The Lynx Group

No Clear Selection Criteria for Genomic Testing in Patients with Metastatic Colorectal Cancer

October 2016, Vol 7, No 9

Washington, DC—The use of gene panels to guide decision-making in patients with metastatic colorectal cancer (mCRC) has no clear association with patient characteristics, according to the results of a preliminary single-center study presented at a poster session at the 2016 International Society for Pharmacoeconomics and Outcomes Research annual meeting.

Patients whose tumors were evaluated by next-generation sequencing gene panels had clinical and demographic characteristics similar to those of patients whose tumors were evaluated for KRAS mutation status. Year of diagnosis for metastatic disease proved to be the only predictor of next-generation sequencing testing.

“Clinicians are adopting this practice [next-generation sequencing testing] to guide clinical decisions regardless of mCRC patients’ characteristics,” Eman Biltaji, PhD candidate, a graduate research assistant at the University of Utah, Salt Lake City, and colleagues noted.

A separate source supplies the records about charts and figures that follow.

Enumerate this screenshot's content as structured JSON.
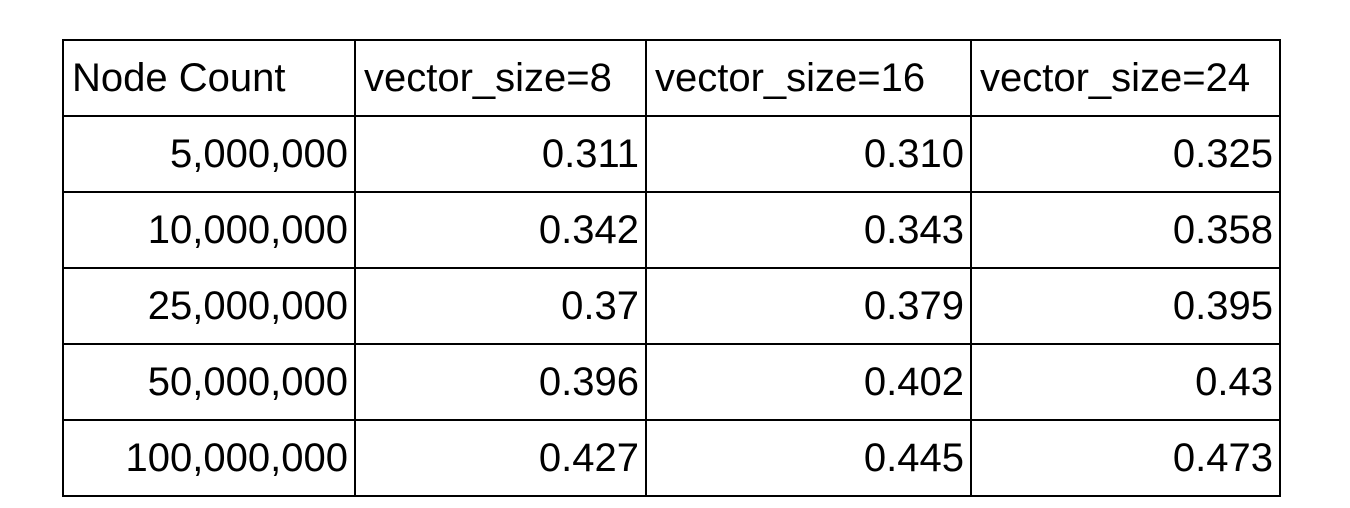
{
  "table": {
    "headers": [
      "Node Count",
      "vector_size=8",
      "vector_size=16",
      "vector_size=24"
    ],
    "rows": [
      [
        "5,000,000",
        "0.311",
        "0.310",
        "0.325"
      ],
      [
        "10,000,000",
        "0.342",
        "0.343",
        "0.358"
      ],
      [
        "25,000,000",
        "0.37",
        "0.379",
        "0.395"
      ],
      [
        "50,000,000",
        "0.396",
        "0.402",
        "0.43"
      ],
      [
        "100,000,000",
        "0.427",
        "0.445",
        "0.473"
      ]
    ]
  }
}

The National Comprehensive Cancer Network recommends routine testing for KRAS mutation status for patients with newly diagnosed mCRC to identify those eligible for treatment with an EGFR inhibitor, the standard of care for KRAS-positive tumors. Recent evidence suggests the possible existence of multiple mutations in patients with mCRC that are amenable to treatment with targeted agents.

Genomic profiling using technology that includes next-generation sequencing panels has the potential to identify multiple targetable mutations in a single test, eliminating the need for multiple tests for individual mutations, according to the investigators. Understanding factors associated with the use of next-generation sequencing testing can inform efforts to make efficient use of the technology

Study Details

To identify factors associated with use of next-generation sequencing testing in patients with mCRC, Ms Biltaji and colleagues analyzed data from electronic health records and the University of Utah Huntsman Cancer Institute Tumor Registry. Patients with newly diagnosed stage IV mCRC from January 1, 2010, through April 10, 2015, were identified.

By means of codes associated with the tests, the investigators identified patients for whom next-generation sequencing or KRAS testing was performed.

Data analysis included 140 patients who had testing only for KRAS mutations, and 59 patients who had testing with next-generation sequencing and did or did not undergo testing for KRAS mutations.

The results showed that the frequency of next-generation sequencing testing increased from 1.7% of patients with newly diagnosed mCRC tumors in 2010 to 71.2% in 2014. However, most of the increase occurred from 2013 (8.5%) to 2014. The proportion of mCRC tumors tested for KRAS mutations decreased from 25.0% in 2010 to 4.3% in 2014; as with the increase in next-generation sequencing testing, most of the decrease occurred from 2013 (21.4%) to 2014.

A comparison of baseline characteristics for patients with KRAS testing only and those who had next-generation sequencing testing showed no significant differences with respect to patient age at diagnosis of mCRC, sex, race, stage at initial diagnosis, number of metastatic sites, sites of metastatic disease, time from initial diagnosis to mCRC, or time from mCRC diagnosis to genetic testing.

In a multivariable analysis, the year of the patient’s mCRC diagnosis was the only factor that had a significant association with the likelihood of next-generation sequencing testing. As compared with 2010, the odds ratio favoring next-generation sequencing testing increased from 2.41 to 5.83 for the years 2011 through 2013, but none of the differences achieved statistical significance. In contrast, patients with newly diagnosed mCRC had an odds ratio favoring next-generation sequencing testing of 250.83 in 2014 versus 2010.